Sculptures by Tom Otterness are in the collections of numerous museums including The Museum of Modern Art, New York; The Whitney Museum of American Art, New York; Israel Museum, Jerusalem; The Miyagi Museum of Art, Senda; Beelden aan Zee Museum, The Hague; and Institut Valencia d’Art Modern (IVAM) Centro Julio Gonzalez, Valencia.
Commissioned public art projects have included the United States courthouses in Minneapolis and Sacramento, an extensive installation at the governor Nelson A. Rockefeller Park in Battery Park City,” Life Underground,” over 100 iconic sculptures installed throughout the 14th Street subway station in New York City.
“Paris, Capital of Fashion” is the first exhibition to explore the cultural construction of Paris as the capital of fashion. Curated by Dr. Valerie Steele, director of The Museum at FIT, the show features approximately 100 objects dating from the 18th Century to the present. At Seventh Avenue at 27th Street and up through January 4, 2020,
Across the street from the FIT Museum, “Disney on Broadway” continues its 25th anniversary celebration in partnership with the Fashion Institute of Technology, creating a unique design challenge for students to reimagine contemporary designs for some of Disney shows on Broadway’s iconic female characters. The partnership is a first between Disney on Broadway and the college, which is celebrating its 75th anniversary.
The student finalists, who are from all over the world, have their garments on display in an exhibition at the Art and Design Gallery located in FIT’s Pomerantz Art and Design Center through October 6.
Broadway: “Hadestown” & “Betrayal”:
“Hadestown” is, ahem, a very hot musical by celebrated singer-songwriter Anaïs Mitchell and director Rachel Chavkin (“Natasha,” “Pierre & The Great Comet of 1812”). It is a love story for today… and always, read no Hollywood ending.
“Hadestown” intertwines two mythic tales — that of young dreamers Orpheus and Eurydice, and that of King Hades and his wife Persephone — as it invites you on a hell-raising journey to the underworld and back. Mitchell’s beguiling melodies and Chavkin’s poetic imagination pit industry against nature, doubt against faith, and fear against love. Performed by a vibrant ensemble of actors, dancers and singers, ‘Hadestown’ is a haunting and hopeful theatrical experience that grabs you and never lets go,” says the promo.
Heavenly music and dancing and an orchestral landscapes that is all American: folk, jazz, blues, pop, Dixieland, and Americana, “Hadestown” rocks. Arguably the best company of singers and dancers on Broadway today. Go!
And here is a full review from Rolling Stone. It was written by a guy whose last name is Hermes, making it impossible not to feature his words in this context. (Plus we agree with his insights.)

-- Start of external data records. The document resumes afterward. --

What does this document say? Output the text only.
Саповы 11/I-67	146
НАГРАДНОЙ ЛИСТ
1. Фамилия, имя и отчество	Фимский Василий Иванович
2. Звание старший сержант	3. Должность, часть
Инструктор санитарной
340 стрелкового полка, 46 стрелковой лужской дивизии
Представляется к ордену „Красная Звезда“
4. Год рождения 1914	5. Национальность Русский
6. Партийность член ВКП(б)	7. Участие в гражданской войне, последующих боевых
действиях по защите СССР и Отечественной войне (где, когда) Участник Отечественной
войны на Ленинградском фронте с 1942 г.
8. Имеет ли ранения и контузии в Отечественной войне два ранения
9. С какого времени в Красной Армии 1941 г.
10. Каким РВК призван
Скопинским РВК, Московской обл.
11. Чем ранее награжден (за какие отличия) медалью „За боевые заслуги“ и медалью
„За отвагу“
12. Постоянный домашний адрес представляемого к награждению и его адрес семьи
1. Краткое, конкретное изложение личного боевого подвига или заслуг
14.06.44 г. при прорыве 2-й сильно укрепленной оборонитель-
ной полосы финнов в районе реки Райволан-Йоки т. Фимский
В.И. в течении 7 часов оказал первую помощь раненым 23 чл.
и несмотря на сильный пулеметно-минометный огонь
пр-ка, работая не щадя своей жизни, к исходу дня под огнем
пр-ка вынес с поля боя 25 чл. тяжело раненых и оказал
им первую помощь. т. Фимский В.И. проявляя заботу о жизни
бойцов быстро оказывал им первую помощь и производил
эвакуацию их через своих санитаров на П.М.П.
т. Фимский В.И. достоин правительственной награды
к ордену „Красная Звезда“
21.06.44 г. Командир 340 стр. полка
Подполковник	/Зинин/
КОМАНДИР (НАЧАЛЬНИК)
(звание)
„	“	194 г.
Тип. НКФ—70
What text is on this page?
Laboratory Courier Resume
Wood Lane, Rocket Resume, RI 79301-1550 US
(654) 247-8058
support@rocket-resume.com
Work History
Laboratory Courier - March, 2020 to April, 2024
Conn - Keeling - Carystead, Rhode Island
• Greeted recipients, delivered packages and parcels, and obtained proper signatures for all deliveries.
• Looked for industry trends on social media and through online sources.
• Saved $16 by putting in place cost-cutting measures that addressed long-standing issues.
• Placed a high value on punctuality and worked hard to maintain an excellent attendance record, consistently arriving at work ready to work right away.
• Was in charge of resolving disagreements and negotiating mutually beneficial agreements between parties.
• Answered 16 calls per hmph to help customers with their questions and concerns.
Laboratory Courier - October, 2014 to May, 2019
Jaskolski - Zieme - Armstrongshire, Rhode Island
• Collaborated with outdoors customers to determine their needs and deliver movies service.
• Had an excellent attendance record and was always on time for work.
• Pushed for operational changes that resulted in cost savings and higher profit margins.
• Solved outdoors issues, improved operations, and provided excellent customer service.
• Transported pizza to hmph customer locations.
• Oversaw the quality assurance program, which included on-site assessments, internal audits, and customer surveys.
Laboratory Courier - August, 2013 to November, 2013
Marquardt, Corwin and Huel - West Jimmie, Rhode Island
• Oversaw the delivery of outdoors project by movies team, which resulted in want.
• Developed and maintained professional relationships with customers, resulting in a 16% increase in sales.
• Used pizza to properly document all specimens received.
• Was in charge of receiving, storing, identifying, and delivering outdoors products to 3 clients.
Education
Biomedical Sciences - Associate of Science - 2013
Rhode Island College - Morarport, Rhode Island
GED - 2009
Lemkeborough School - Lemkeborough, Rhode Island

If “Hadestown” trends over the top to Dionysian maximalism – and it does in every way (production, performances, etc.) – then the current production of “Betrayal” screams Spartan minimalism.
Harold Pinter famously reverses chronology so that we start with the bitter-sweet aftertaste of an affair, then moonwalk back in time to its beginnings. But director Jamie Lloyd never lets us forget that there are three sides to every emotional triangle and that the absent partner is always a ghost in the room, there in the mind if not in fact. They also haunt Pinter’s signature pregnant pauses.
“Betrayal” is as a stunning as a Hopper painting. It is filled with as much loneliness and longing, only with pauses that refresh – the laughter of a child when she is tossed in the air; an exchange with a stereotypical Italian waiter over lunch. But those parentheses, those calms between the storms, those light interludes, serve to make the darkness darker. The three actors are allowed run (on), but no one can hide – not even from themselves. (As we can’t really hide from ourselves.)